For months neither McGoff nor her primary care physician thought her symptoms were signs that she had developed long COVID. Her doctor initially worried that McGoff might have had a stroke and sent her to a neurologist. Imaging didn’t show signs of a stroke and the neurologist, who wasn’t sure what the underlying problem was, arranged for physical therapy to help with the balance and dizziness.

It wasn’t until the end of June that McGoff finally got a referral to a long COVID clinic. She’s still waiting for an appointment there. In the meantime, she can’t drive, has no job and is expecting to be homeless by the beginning of August.
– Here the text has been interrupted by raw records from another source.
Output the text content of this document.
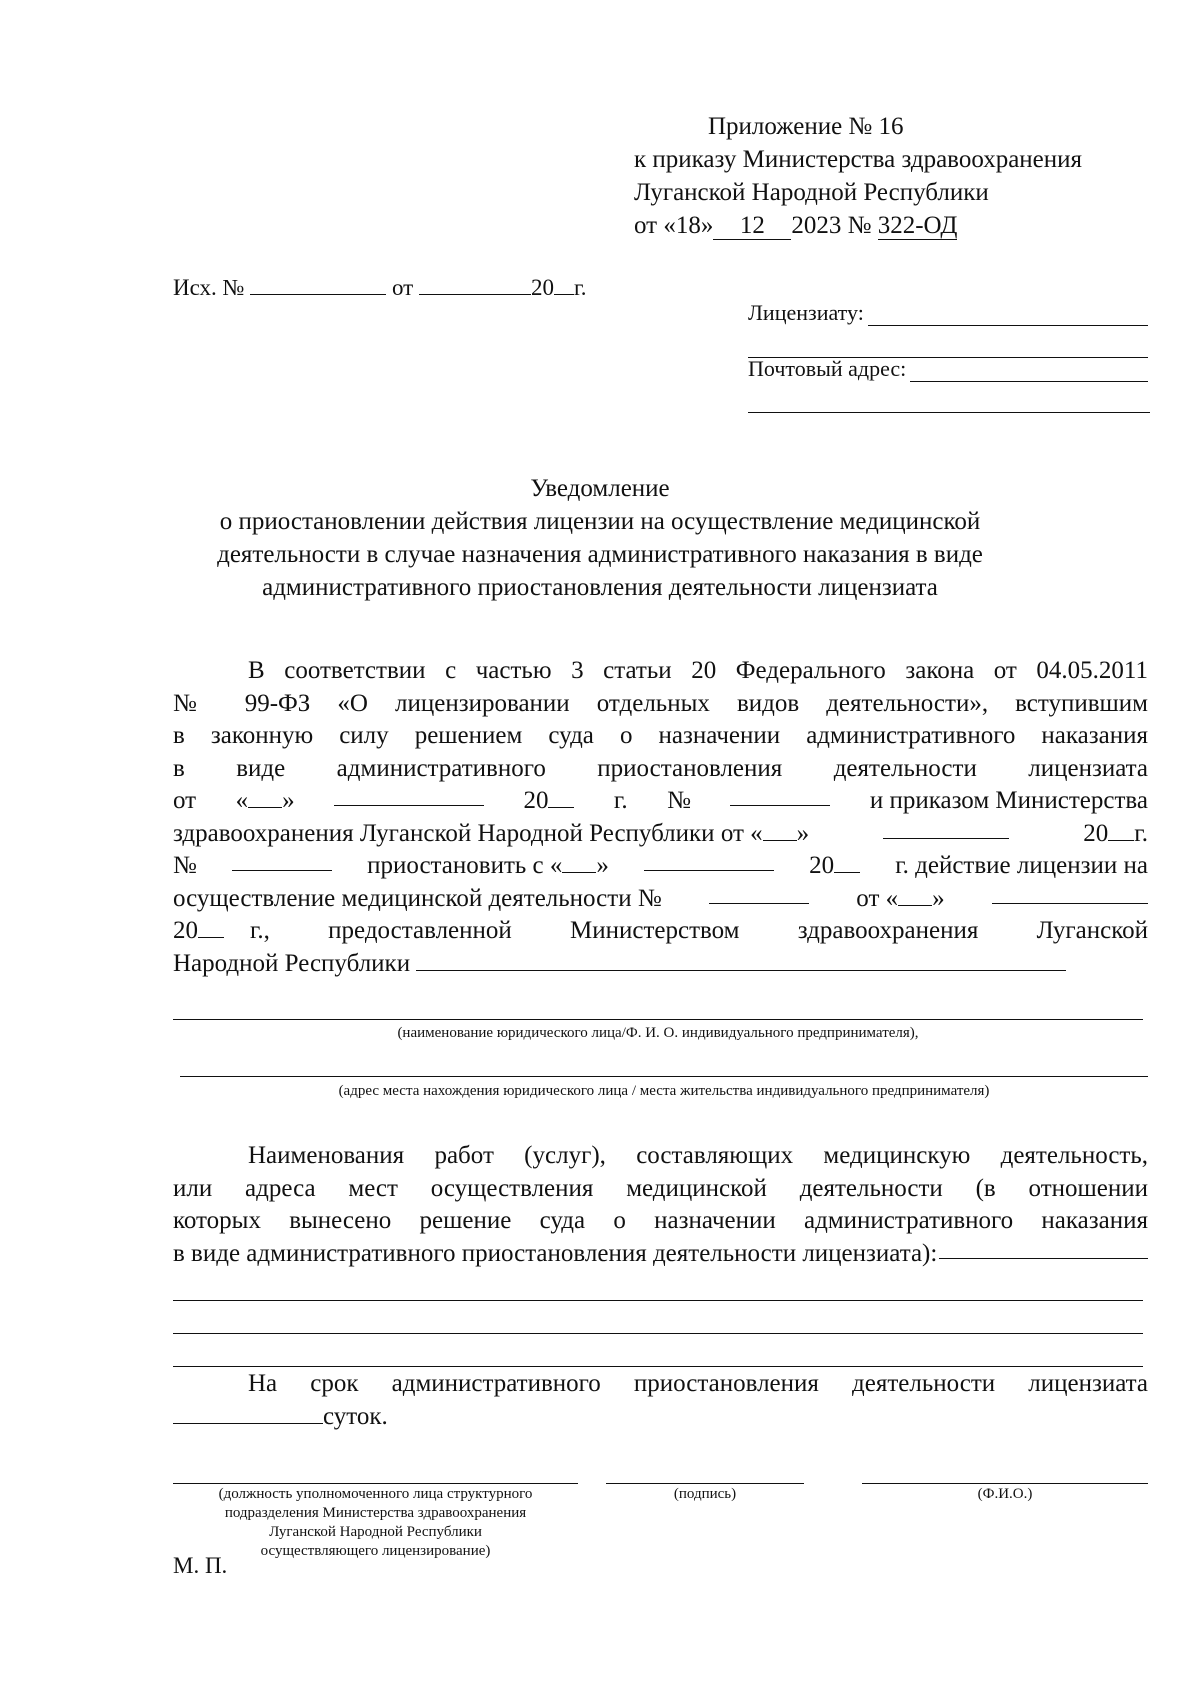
Приложение № 16
к приказу Министерства здравоохранения
Луганской Народной Республики
от «18» 12 2023 № 322-ОД
Исх. №	от	20 г.
Лицензиату:
Почтовый адрес:
Уведомление
о приостановлении действия лицензии на осуществление медицинской
деятельности в случае назначения административного наказания в виде
административного приостановления деятельности лицензиата
В соответствии с частью 3 статьи 20 Федерального закона от 04.05.2011
№ 99-ФЗ «О лицензировании отдельных видов деятельности», вступившим
в законную силу решением суда о назначении административного наказания
в виде административного приостановления деятельности лицензиата
от « »	20	г. №	и приказом Министерства
здравоохранения Луганской Народной Республики от « »	20 г.
№	приостановить с « »	20	г. действие лицензии на
осуществление медицинской деятельности №	от « »
20	г., предоставленной Министерством здравоохранения Луганской
Народной Республики
(наименование юридического лица/Ф. И. О. индивидуального предпринимателя),
(адрес места нахождения юридического лица / места жительства индивидуального предпринимателя)
Наименования работ (услуг), составляющих медицинскую деятельность,
или адреса мест осуществления медицинской деятельности (в отношении
которых вынесено решение суда о назначении административного наказания
в виде административного приостановления деятельности лицензиата):
На срок административного приостановления деятельности лицензиата
суток.
(должность уполномоченного лица структурного
подразделения Министерства здравоохранения
Луганской Народной Республики
осуществляющего лицензирование)
(подпись)	(Ф.И.О.)
М. П.
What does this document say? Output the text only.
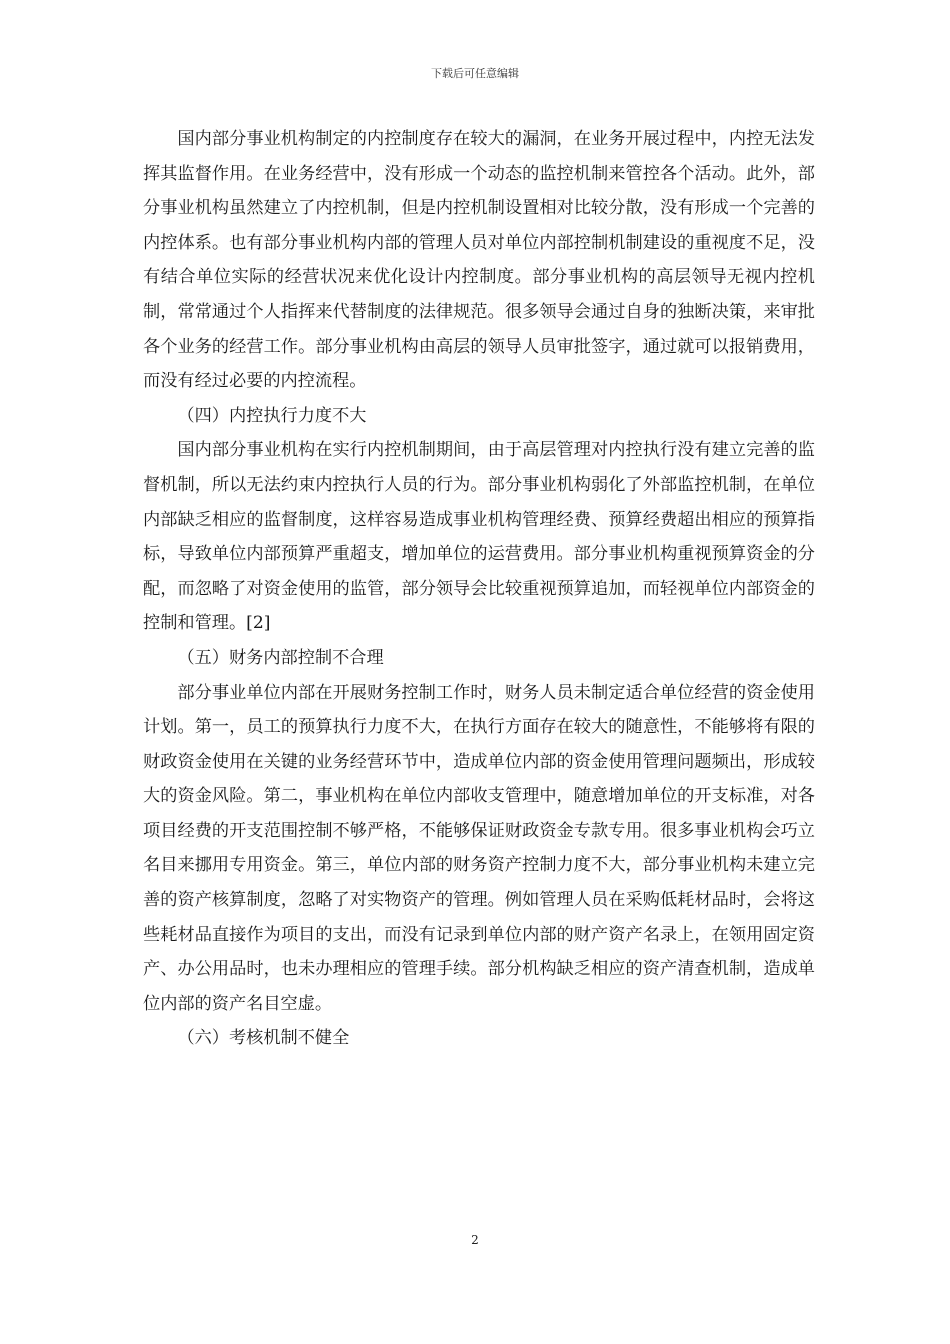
下载后可任意编辑

国内部分事业机构制定的内控制度存在较大的漏洞，在业务开展过程中，内控无法发挥其监督作用。在业务经营中，没有形成一个动态的监控机制来管控各个活动。此外，部分事业机构虽然建立了内控机制，但是内控机制设置相对比较分散，没有形成一个完善的内控体系。也有部分事业机构内部的管理人员对单位内部控制机制建设的重视度不足，没有结合单位实际的经营状况来优化设计内控制度。部分事业机构的高层领导无视内控机制，常常通过个人指挥来代替制度的法律规范。很多领导会通过自身的独断决策，来审批各个业务的经营工作。部分事业机构由高层的领导人员审批签字，通过就可以报销费用，而没有经过必要的内控流程。

（四）内控执行力度不大

国内部分事业机构在实行内控机制期间，由于高层管理对内控执行没有建立完善的监督机制，所以无法约束内控执行人员的行为。部分事业机构弱化了外部监控机制，在单位内部缺乏相应的监督制度，这样容易造成事业机构管理经费、预算经费超出相应的预算指标，导致单位内部预算严重超支，增加单位的运营费用。部分事业机构重视预算资金的分配，而忽略了对资金使用的监管，部分领导会比较重视预算追加，而轻视单位内部资金的控制和管理。[2]

（五）财务内部控制不合理

部分事业单位内部在开展财务控制工作时，财务人员未制定适合单位经营的资金使用计划。第一，员工的预算执行力度不大，在执行方面存在较大的随意性，不能够将有限的财政资金使用在关键的业务经营环节中，造成单位内部的资金使用管理问题频出，形成较大的资金风险。第二，事业机构在单位内部收支管理中，随意增加单位的开支标准，对各项目经费的开支范围控制不够严格，不能够保证财政资金专款专用。很多事业机构会巧立名目来挪用专用资金。第三，单位内部的财务资产控制力度不大，部分事业机构未建立完善的资产核算制度，忽略了对实物资产的管理。例如管理人员在采购低耗材品时，会将这些耗材品直接作为项目的支出，而没有记录到单位内部的财产资产名录上，在领用固定资产、办公用品时，也未办理相应的管理手续。部分机构缺乏相应的资产清查机制，造成单位内部的资产名目空虚。

（六）考核机制不健全

2
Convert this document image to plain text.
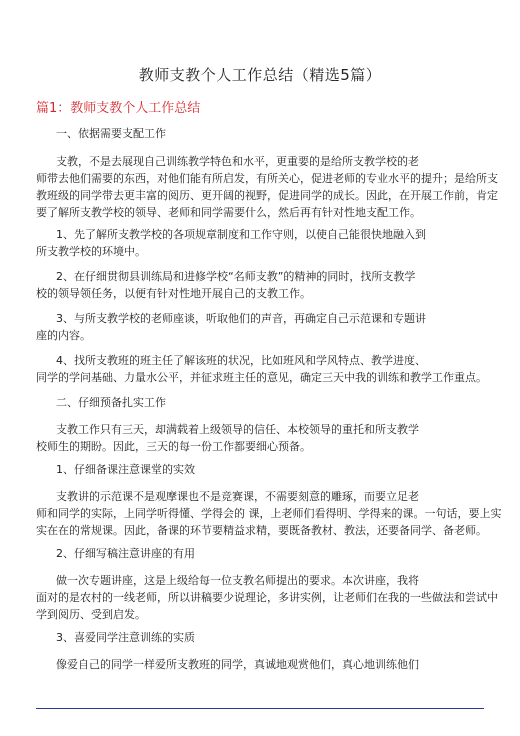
教师支教个人工作总结（精选5篇）
篇1：教师支教个人工作总结
一、依据需要支配工作
支教，不是去展现自己训练教学特色和水平，更重要的是给所支教学校的老
师带去他们需要的东西，对他们能有所启发，有所关心，促进老师的专业水平的提升；是给所支
教班级的同学带去更丰富的阅历、更开阔的视野，促进同学的成长。因此，在开展工作前，肯定
要了解所支教学校的领导、老师和同学需要什么，然后再有针对性地支配工作。
1、先了解所支教学校的各项规章制度和工作守则，以使自己能很快地融入到
所支教学校的环境中。
2、在仔细贯彻县训练局和进修学校“名师支教”的精神的同时，找所支教学
校的领导领任务，以便有针对性地开展自己的支教工作。
3、与所支教学校的老师座谈，听取他们的声音，再确定自己示范课和专题讲
座的内容。
4、找所支教班的班主任了解该班的状况，比如班风和学风特点、教学进度、
同学的学问基础、力量水公平，并征求班主任的意见，确定三天中我的训练和教学工作重点。
二、仔细预备扎实工作
支教工作只有三天，却满载着上级领导的信任、本校领导的重托和所支教学
校师生的期盼。因此，三天的每一份工作都要细心预备。
1、仔细备课注意课堂的实效
支教讲的示范课不是观摩课也不是竞赛课，不需要刻意的雕琢，而要立足老
师和同学的实际，上同学听得懂、学得会的 课，上老师们看得明、学得来的课。一句话，要上实
实在在的常规课。因此，备课的环节要精益求精，要既备教材、教法，还要备同学、备老师。
2、仔细写稿注意讲座的有用
做一次专题讲座，这是上级给每一位支教名师提出的要求。本次讲座，我将
面对的是农村的一线老师，所以讲稿要少说理论，多讲实例，让老师们在我的一些做法和尝试中
学到阅历、受到启发。
3、喜爱同学注意训练的实质
像爱自己的同学一样爱所支教班的同学，真诚地观赏他们，真心地训练他们
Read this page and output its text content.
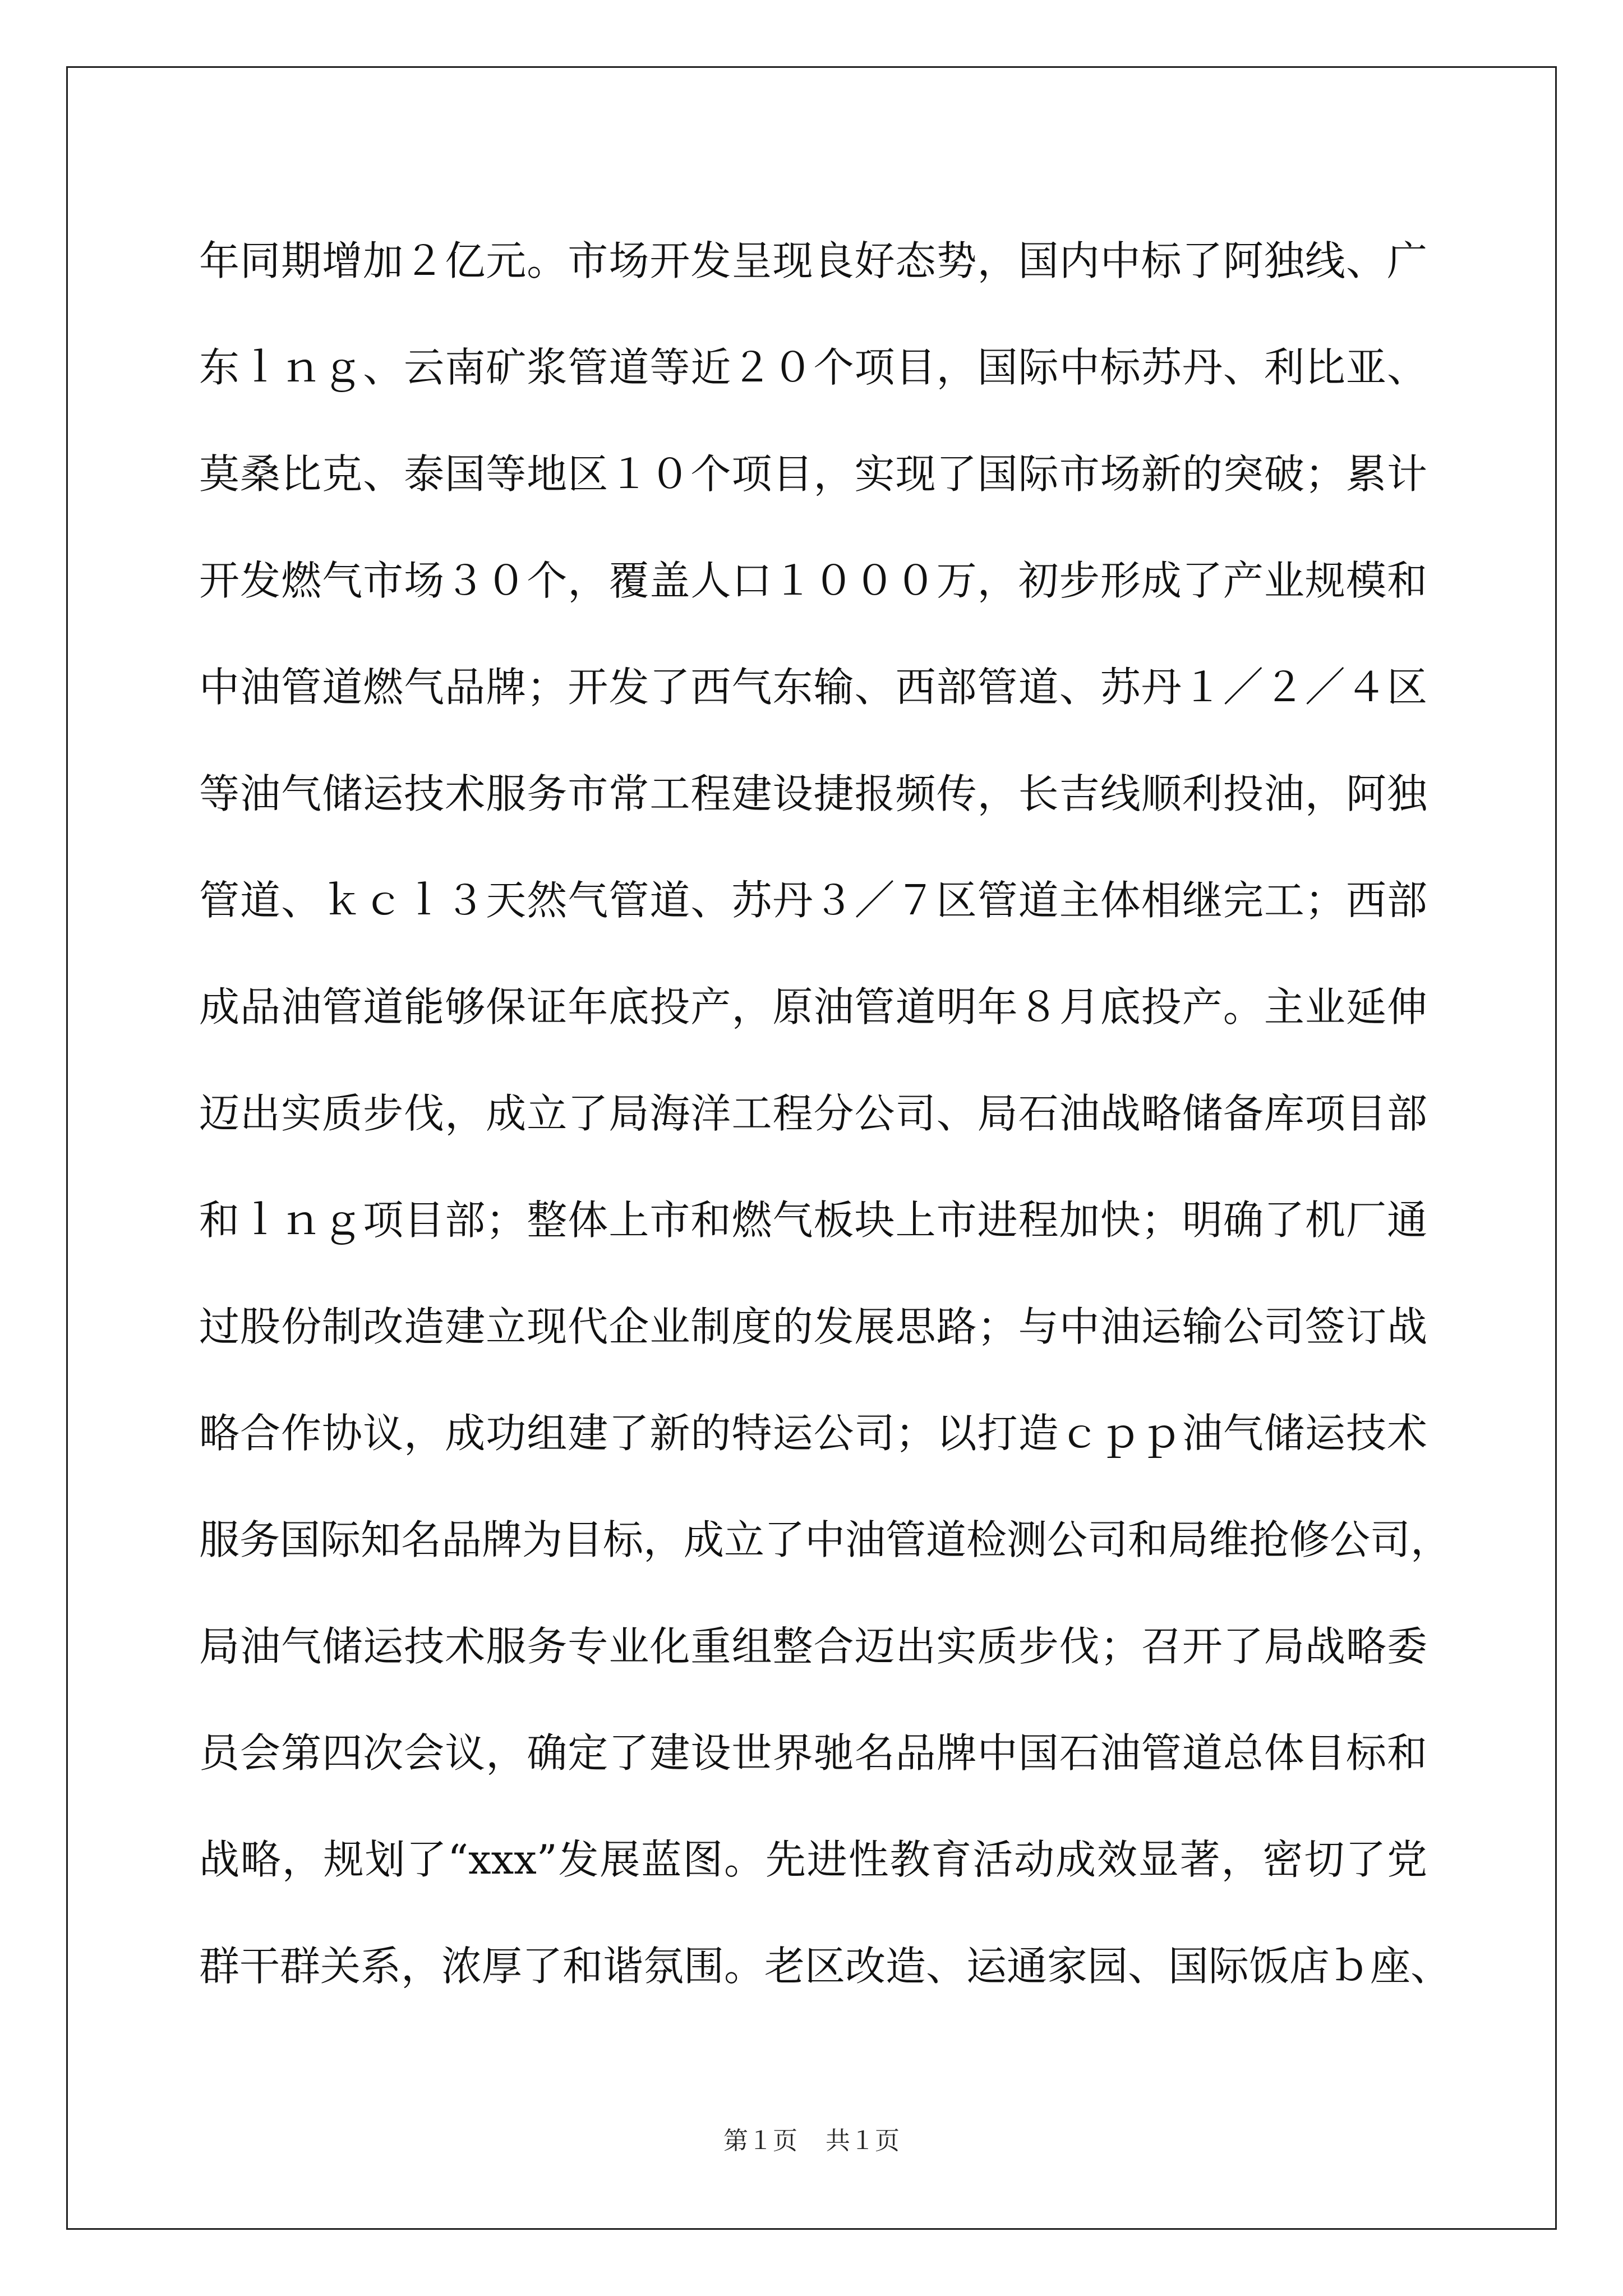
年同期增加２亿元。市场开发呈现良好态势，国内中标了阿独线、广
东ｌｎｇ、云南矿浆管道等近２０个项目，国际中标苏丹、利比亚、
莫桑比克、泰国等地区１０个项目，实现了国际市场新的突破；累计
开发燃气市场３０个，覆盖人口１０００万，初步形成了产业规模和
中油管道燃气品牌；开发了西气东输、西部管道、苏丹１／２／４区
等油气储运技术服务市常工程建设捷报频传，长吉线顺利投油，阿独
管道、ｋｃｌ３天然气管道、苏丹３／７区管道主体相继完工；西部
成品油管道能够保证年底投产，原油管道明年８月底投产。主业延伸
迈出实质步伐，成立了局海洋工程分公司、局石油战略储备库项目部
和ｌｎｇ项目部；整体上市和燃气板块上市进程加快；明确了机厂通
过股份制改造建立现代企业制度的发展思路；与中油运输公司签订战
略合作协议，成功组建了新的特运公司；以打造ｃｐｐ油气储运技术
服务国际知名品牌为目标，成立了中油管道检测公司和局维抢修公司，
局油气储运技术服务专业化重组整合迈出实质步伐；召开了局战略委
员会第四次会议，确定了建设世界驰名品牌中国石油管道总体目标和
战略，规划了“xxx”发展蓝图。先进性教育活动成效显著，密切了党
群干群关系，浓厚了和谐氛围。老区改造、运通家园、国际饭店ｂ座、
第１页 共１页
When she turned 26 she was dropped from her parents’ health plan and is now only able to get care through MassHealth, her state's insurance program.

The nation hasn’t come to grips yet with costs of long COVID, says David Cutler, a professor of economics at Harvard University. Between lost quality of life, lost labor income and additional medical spending, the costs are enormous, Cutler says.

“People have been focusing on deaths, not on how many long-term impaired people there are,” Cutler says. “Our first priority is figuring out how many people have long COVID and how to treat them,” he adds. “Then, as a society we will need to figure out how to manage with an estimated two million people out of the labor force.”

McGoff says people like her are going far too long without a diagnosis and help.

“It feels like a massive abandonment,” McGoff says. “I feel like there should be something out there to catch people in positions like mine."